Are Good Friday and Passover the same?
No. Passover celebrates the liberation of Israelites from slavery, while Good Friday is a Christian holiday remembering the crucifixion of Jesus, Boulouque said. It just so happens that this year, Passover begins on a Friday.
How is Passover celebrated?
Passover always starts and finishes in the evening, but traditions depend largely on where families are from.
Most commonly, there are Seders or ceremonial dinners with symbolic foods, guidelines and other traditions. Foods with leaving agents are prohibited, or considered “chametz,” as a reminder of the haste in which the Jews fled Egypt.
Passover in the United States:
- Day 1: Seder dinner (ritual retelling of the Exodus and a traditional meal with six symbolic foods following chametz guidelines); there are also work prohibitions depending on observance.
- Day 2: Seder dinner (ritual retelling of the Exodus and a traditional meal with six symbolic foods following chametz guidelines); there are also work prohibitions depending on observance.

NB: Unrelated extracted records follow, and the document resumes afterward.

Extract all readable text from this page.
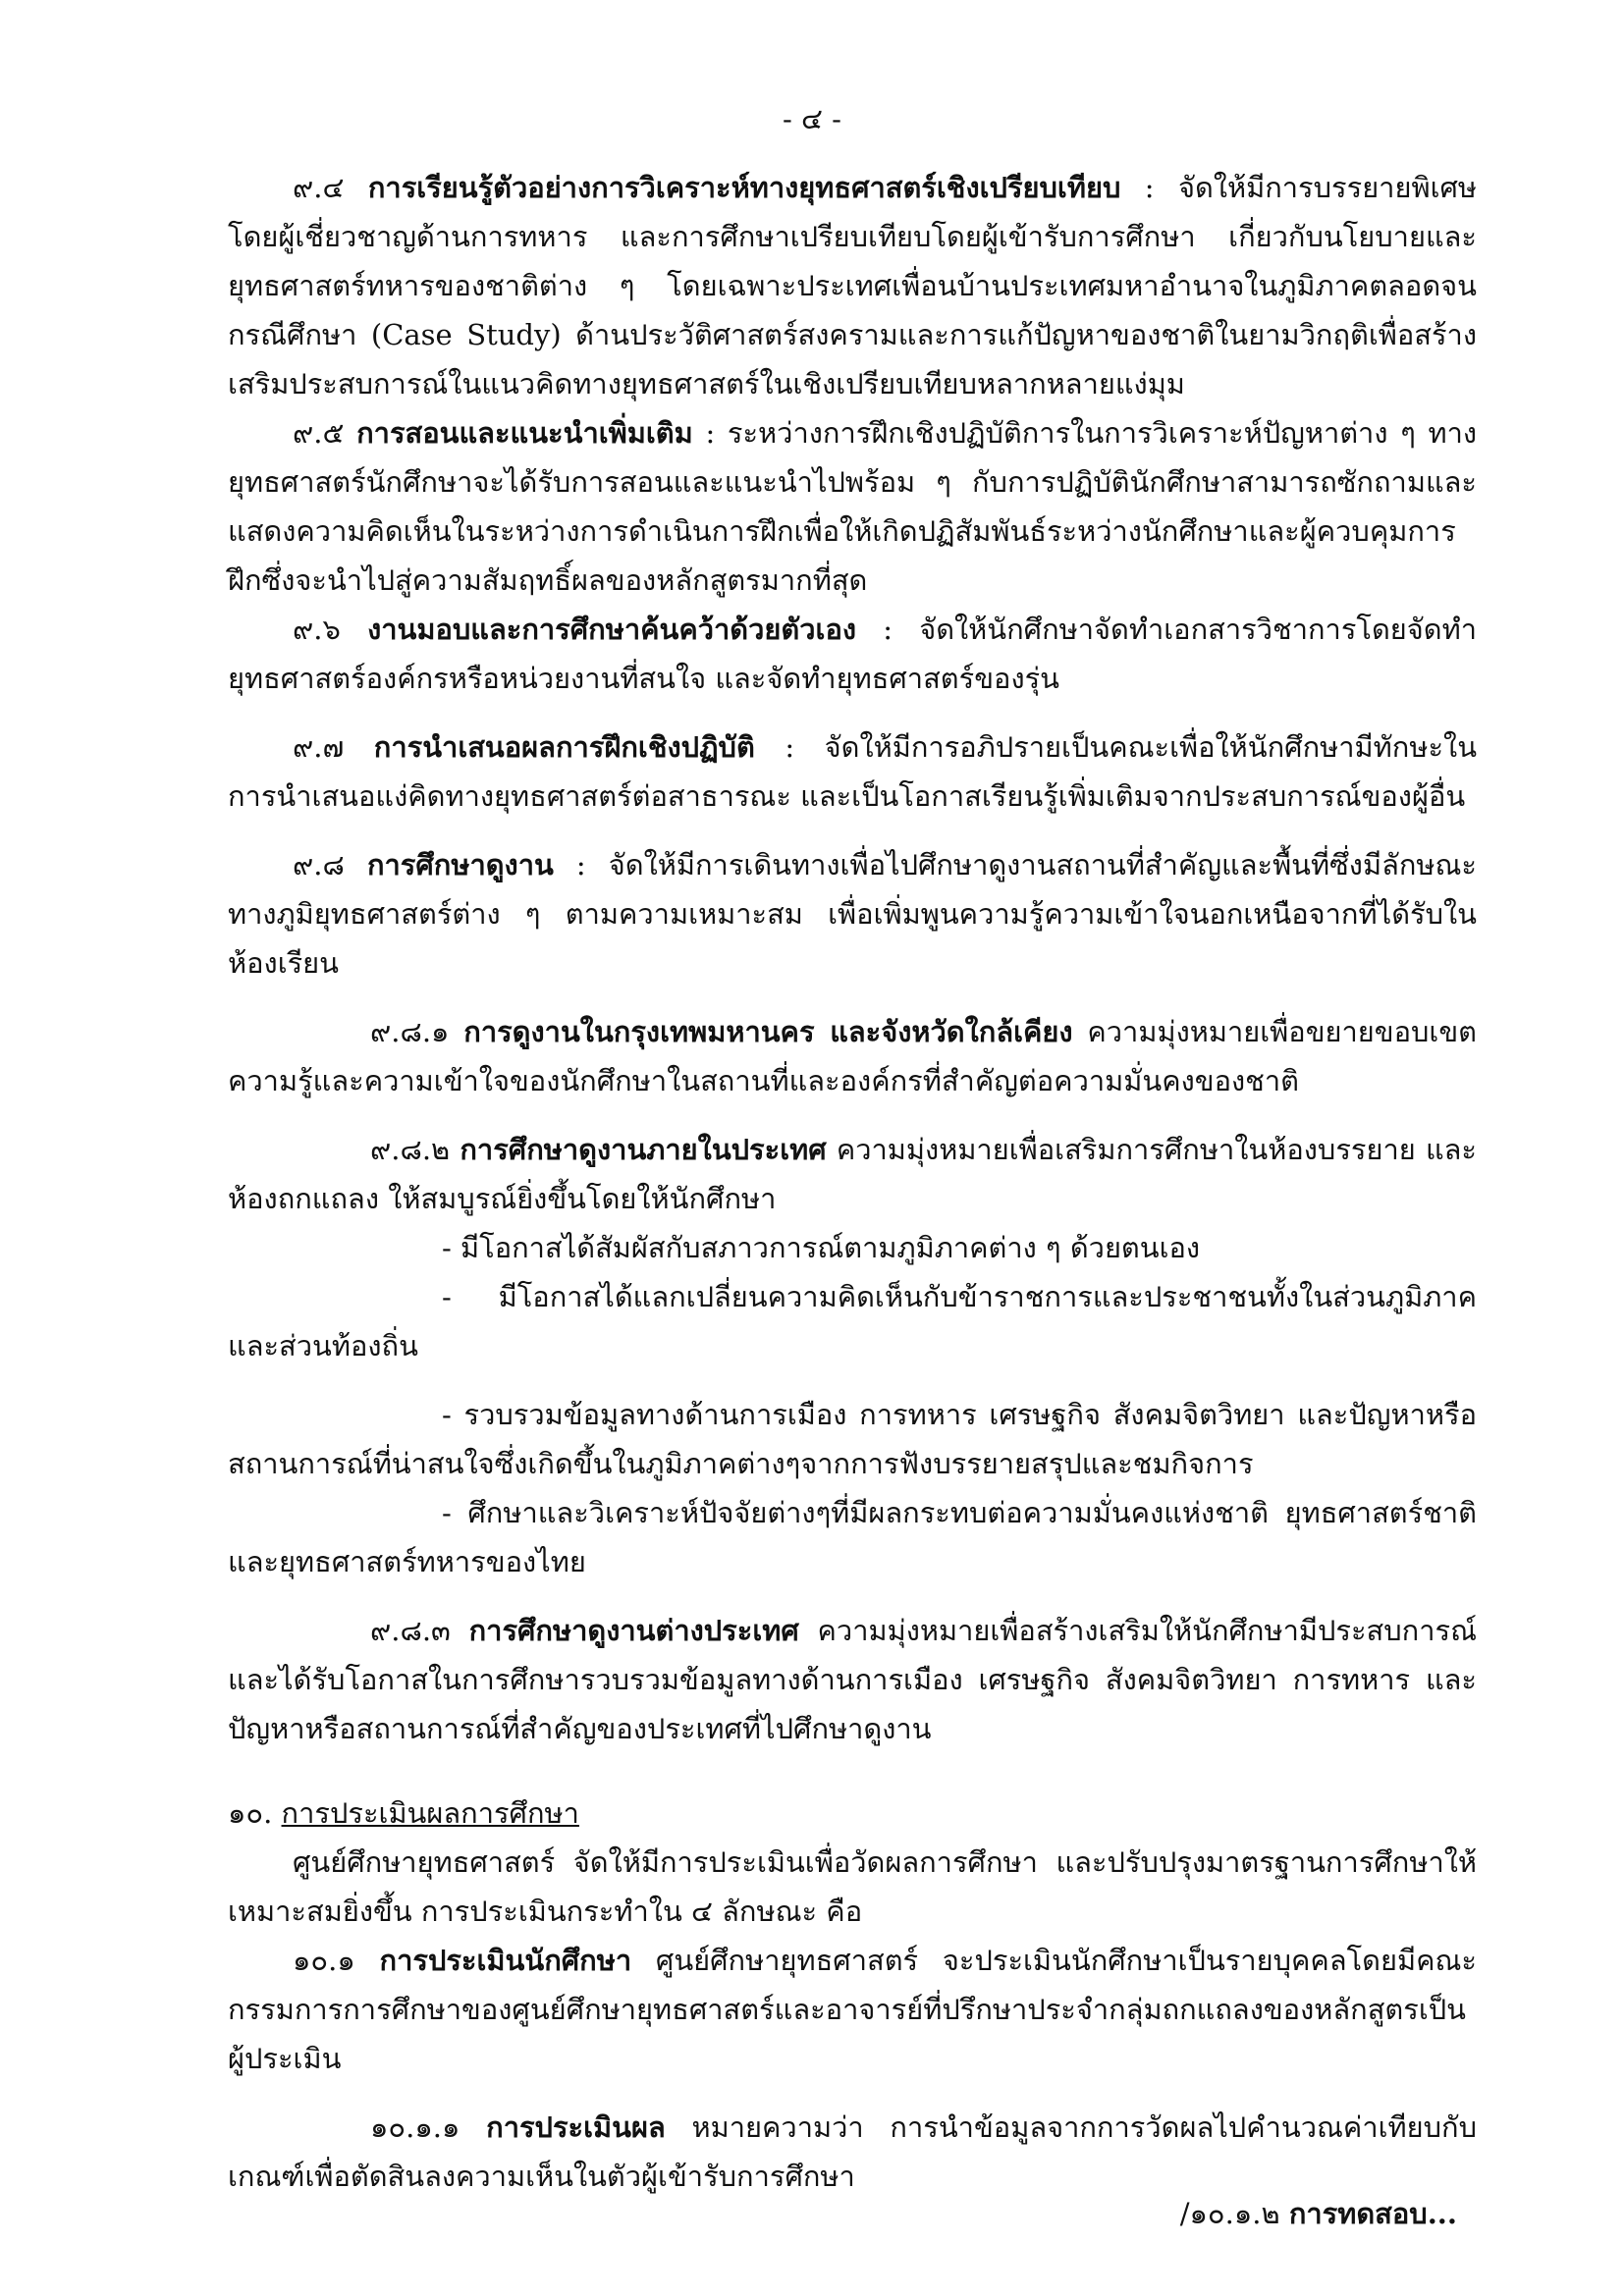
- ๔ -

๙.๔ การเรียนรู้ตัวอย่างการวิเคราะห์ทางยุทธศาสตร์เชิงเปรียบเทียบ : จัดให้มีการบรรยายพิเศษโดยผู้เชี่ยวชาญด้านการทหาร และการศึกษาเปรียบเทียบโดยผู้เข้ารับการศึกษา เกี่ยวกับนโยบายและยุทธศาสตร์ทหารของชาติต่าง ๆ โดยเฉพาะประเทศเพื่อนบ้านประเทศมหาอำนาจในภูมิภาคตลอดจนกรณีศึกษา (Case Study) ด้านประวัติศาสตร์สงครามและการแก้ปัญหาของชาติในยามวิกฤติเพื่อสร้างเสริมประสบการณ์ในแนวคิดทางยุทธศาสตร์ในเชิงเปรียบเทียบหลากหลายแง่มุม

๙.๕ การสอนและแนะนำเพิ่มเติม : ระหว่างการฝึกเชิงปฏิบัติการในการวิเคราะห์ปัญหาต่าง ๆ ทางยุทธศาสตร์นักศึกษาจะได้รับการสอนและแนะนำไปพร้อม ๆ กับการปฏิบัตินักศึกษาสามารถซักถามและแสดงความคิดเห็นในระหว่างการดำเนินการฝึกเพื่อให้เกิดปฏิสัมพันธ์ระหว่างนักศึกษาและผู้ควบคุมการฝึกซึ่งจะนำไปสู่ความสัมฤทธิ์ผลของหลักสูตรมากที่สุด

๙.๖ งานมอบและการศึกษาค้นคว้าด้วยตัวเอง : จัดให้นักศึกษาจัดทำเอกสารวิชาการโดยจัดทำยุทธศาสตร์องค์กรหรือหน่วยงานที่สนใจ และจัดทำยุทธศาสตร์ของรุ่น

๙.๗ การนำเสนอผลการฝึกเชิงปฏิบัติ : จัดให้มีการอภิปรายเป็นคณะเพื่อให้นักศึกษามีทักษะในการนำเสนอแง่คิดทางยุทธศาสตร์ต่อสาธารณะ และเป็นโอกาสเรียนรู้เพิ่มเติมจากประสบการณ์ของผู้อื่น

๙.๘ การศึกษาดูงาน : จัดให้มีการเดินทางเพื่อไปศึกษาดูงานสถานที่สำคัญและพื้นที่ซึ่งมีลักษณะทางภูมิยุทธศาสตร์ต่าง ๆ ตามความเหมาะสม เพื่อเพิ่มพูนความรู้ความเข้าใจนอกเหนือจากที่ได้รับในห้องเรียน

๙.๘.๑ การดูงานในกรุงเทพมหานคร และจังหวัดใกล้เคียง ความมุ่งหมายเพื่อขยายขอบเขตความรู้และความเข้าใจของนักศึกษาในสถานที่และองค์กรที่สำคัญต่อความมั่นคงของชาติ

๙.๘.๒ การศึกษาดูงานภายในประเทศ ความมุ่งหมายเพื่อเสริมการศึกษาในห้องบรรยาย และห้องถกแถลง ให้สมบูรณ์ยิ่งขึ้นโดยให้นักศึกษา

- มีโอกาสได้สัมผัสกับสภาวการณ์ตามภูมิภาคต่าง ๆ ด้วยตนเอง

- มีโอกาสได้แลกเปลี่ยนความคิดเห็นกับข้าราชการและประชาชนทั้งในส่วนภูมิภาคและส่วนท้องถิ่น

- รวบรวมข้อมูลทางด้านการเมือง การทหาร เศรษฐกิจ สังคมจิตวิทยา และปัญหาหรือสถานการณ์ที่น่าสนใจซึ่งเกิดขึ้นในภูมิภาคต่างๆจากการฟังบรรยายสรุปและชมกิจการ

- ศึกษาและวิเคราะห์ปัจจัยต่างๆที่มีผลกระทบต่อความมั่นคงแห่งชาติ ยุทธศาสตร์ชาติและยุทธศาสตร์ทหารของไทย

๙.๘.๓ การศึกษาดูงานต่างประเทศ ความมุ่งหมายเพื่อสร้างเสริมให้นักศึกษามีประสบการณ์และได้รับโอกาสในการศึกษารวบรวมข้อมูลทางด้านการเมือง เศรษฐกิจ สังคมจิตวิทยา การทหาร และปัญหาหรือสถานการณ์ที่สำคัญของประเทศที่ไปศึกษาดูงาน

๑๐. การประเมินผลการศึกษา

ศูนย์ศึกษายุทธศาสตร์ จัดให้มีการประเมินเพื่อวัดผลการศึกษา และปรับปรุงมาตรฐานการศึกษาให้เหมาะสมยิ่งขึ้น การประเมินกระทำใน ๔ ลักษณะ คือ

๑๐.๑ การประเมินนักศึกษา ศูนย์ศึกษายุทธศาสตร์ จะประเมินนักศึกษาเป็นรายบุคคลโดยมีคณะกรรมการการศึกษาของศูนย์ศึกษายุทธศาสตร์และอาจารย์ที่ปรึกษาประจำกลุ่มถกแถลงของหลักสูตรเป็นผู้ประเมิน

๑๐.๑.๑ การประเมินผล หมายความว่า การนำข้อมูลจากการวัดผลไปคำนวณค่าเทียบกับเกณฑ์เพื่อตัดสินลงความเห็นในตัวผู้เข้ารับการศึกษา

/๑๐.๑.๒ การทดสอบ...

- Days 3-6: Regular meal following chametz guidelines.
- Days 7-8: Regular meal following chametz guidelines; there are also work prohibitions depending on observance.
seder plates ideas? 6 Seder plates for your next Passover meal.
Before Passover, families cleanse their homes – like spring cleaning – and the night before the holiday, they search for “chametz” items, such as bread crumbs. If found, these items are burned, said Boulouque, associate professor of Jewish and Israel Studies at Columbia University in New York.
“It’s almost something that indicates a comfortable life,” she said. “It’s something that you want to take out of your daily life as a reminder of the toll it took to be slaves and to get out of Egypt.”
In the United States, the first two nights of Passover involve a Seder, which means “order” in Hebrew. It’s a ceremonial meal and retelling of the Passover story in a specific order using the Haggadah, the book that tells the story of the Israelites leaving Egypt, she said.
There are activities for children as well, including reading from the Haggadah. Some children will also hide bread so their parents can go find it, Chavel said.
Once Passover ends, families from North Africa or the Middle East celebrate the Mimouna, a festival in which they decorate with lights and have a feast and return to eat the forbidden foods during the holiday, Boulouque said.
What is the ‘bread of affliction’?
During Passover, families eat symbolic foods such as matzo, or unleavened bread, as well as eggs.
Each item represents part of the story, such as the unleavened bread. It’s sometimes called the “bread of affliction” as a reminder of the pain of slavery, Boulouque said.
There are also bitter herbs like horseradish to represent the bitterness of slavery, as well as charoset, a paste made from fruits, nuts and other ingredients that “symbolizes the mortar Jewish people made while building pyramids for Pharaoh and thus their enslavement when they were under the yoke of a megalomaniac tyrant,” she said.
Some of the foods that are off limits during Passover are flour that has been risen with yeast, as well as wheat and grain products that have been in touch with water or have risen, Holzman said. He said that during Passover, Jews consume flour that has been in contact with water only for less than 18 minutes before it was baked, creating bread that hasn’t risen, or matzo.
Even the prohibited foods are symbolic, Boulouque said.
“This is a holiday in which humility is key,” she said. “This idea of being humble and eating food that is not sweet – you’re not swollen by pride. It is a story of people being grateful for not being slaves anymore and taking whatever they had and leaving immediately.”
Some people even pay their respect to women during Passover by adding an orange to represent their inclusion in Jewish leadership, Holzman said.
“There’s a lot of creativity that goes into Passover food, with people wanting to honor and respect different Jewish traditions from around the world. You might find a family that’s not connected to the Middle East making Middle Eastern Passover food.”